Dr. Dong Yu is heading up the new lab for Tencent. He spent the past two decades at Microsoft Research and was part of a team that found a major breakthrough in speech recognition last year. Microsoft itself is also investing heavily in AI; last year it formed the Microsoft AI and Research group as a fourth engineering division at the company.
We sat down with Yu to learn more about Tencent and its AI strategy. Tencent is one of China’s largest companies with industry-leading products and services that span across messaging, video, gaming, payments, music, healthcare, education, maps, and much more. Chinese consumers spend more than 55 percent of their mobile internet usage on Tencent-owned platforms, the company said in September.

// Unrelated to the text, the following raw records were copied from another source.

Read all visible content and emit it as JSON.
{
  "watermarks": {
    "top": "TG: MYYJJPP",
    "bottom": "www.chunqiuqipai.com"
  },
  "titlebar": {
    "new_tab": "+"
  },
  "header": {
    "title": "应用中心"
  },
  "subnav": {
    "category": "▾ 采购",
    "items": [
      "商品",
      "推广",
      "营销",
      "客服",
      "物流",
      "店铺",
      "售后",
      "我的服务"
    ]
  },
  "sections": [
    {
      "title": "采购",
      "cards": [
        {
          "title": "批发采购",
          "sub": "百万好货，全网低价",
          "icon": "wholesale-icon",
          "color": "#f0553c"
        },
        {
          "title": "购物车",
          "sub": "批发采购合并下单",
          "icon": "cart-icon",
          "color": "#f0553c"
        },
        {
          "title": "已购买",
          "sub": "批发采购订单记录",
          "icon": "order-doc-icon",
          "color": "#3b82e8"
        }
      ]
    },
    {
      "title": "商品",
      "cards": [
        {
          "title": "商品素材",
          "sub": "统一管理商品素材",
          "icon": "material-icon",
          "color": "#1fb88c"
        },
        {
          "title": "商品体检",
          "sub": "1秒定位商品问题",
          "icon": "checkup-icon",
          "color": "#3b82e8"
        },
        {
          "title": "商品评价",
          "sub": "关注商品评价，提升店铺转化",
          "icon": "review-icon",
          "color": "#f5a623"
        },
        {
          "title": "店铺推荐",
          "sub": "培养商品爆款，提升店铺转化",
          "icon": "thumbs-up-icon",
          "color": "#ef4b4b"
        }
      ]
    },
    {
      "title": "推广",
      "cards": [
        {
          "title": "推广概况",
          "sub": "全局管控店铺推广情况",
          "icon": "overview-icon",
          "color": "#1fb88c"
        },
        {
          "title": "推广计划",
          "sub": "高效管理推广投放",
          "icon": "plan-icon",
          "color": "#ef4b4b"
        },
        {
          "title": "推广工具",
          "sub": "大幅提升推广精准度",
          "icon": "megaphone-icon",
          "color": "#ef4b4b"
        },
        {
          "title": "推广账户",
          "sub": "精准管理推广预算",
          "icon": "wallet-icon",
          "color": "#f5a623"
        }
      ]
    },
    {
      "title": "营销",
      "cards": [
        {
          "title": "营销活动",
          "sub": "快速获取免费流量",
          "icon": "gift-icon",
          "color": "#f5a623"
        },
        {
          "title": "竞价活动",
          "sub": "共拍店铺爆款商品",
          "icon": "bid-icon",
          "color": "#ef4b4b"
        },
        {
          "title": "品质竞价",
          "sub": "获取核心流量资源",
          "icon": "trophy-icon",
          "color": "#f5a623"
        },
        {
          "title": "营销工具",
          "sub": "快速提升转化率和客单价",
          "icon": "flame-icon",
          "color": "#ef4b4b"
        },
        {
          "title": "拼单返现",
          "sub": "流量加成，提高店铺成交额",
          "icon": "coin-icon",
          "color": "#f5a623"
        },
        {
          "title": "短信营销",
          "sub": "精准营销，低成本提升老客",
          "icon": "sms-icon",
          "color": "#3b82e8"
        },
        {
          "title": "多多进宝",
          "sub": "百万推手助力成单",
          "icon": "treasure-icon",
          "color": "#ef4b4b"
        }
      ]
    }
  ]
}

There nearly 1 billion monthly active users on WeChat, one of the world’s most popular messaging apps that also acts as a payment platform and social media network.
Tencent could be compared to Facebook or Amazon, but it doesn’t have a clear-cut U.S. equal.
“Tencent is more diversified,” Yu noted.
The researchers in Bellevue will focus mainly on speech recognition systems and natural language processing, Yu said. The work being done will apply to a bevy of Tencent’s existing and future products, whether for WeChat’s voice-to-text feature or software for a smart home.
Yu, who was recently honored by the Association for Computing Machinery, said Tencent’s vision for AI is that it should be a “powerful tool to enhance all kinds of products.”
“Tencent is probably one of the best companies that has application scenarios for AI technologies,” he added.
Yu noted that AI research has been around for decades, but only recently has the combination of more powerful computing and larger sets of data enabled actual use cases for everyday consumers.
Asked about concerns for the potential negative impact of AI on society, Yu said that benefits will outweigh downsides. He admitted that AI will replace jobs, but said people will be trained to do something else where they can “get higher pay and a better working environment.”
Tencent, which has a higher market capitalization than Facebook, recently opened a separate AI lab in its hometown of Shenzhen, China. The company, which has 70 total AI researchers and 300 AI research engineers around the globe, launched a voice assistant in June similar Amazon’s Alexa or Microsoft’s Cortana, according to Tech in Asia. Tencent also last week released a report describing the global AI talent shortfall.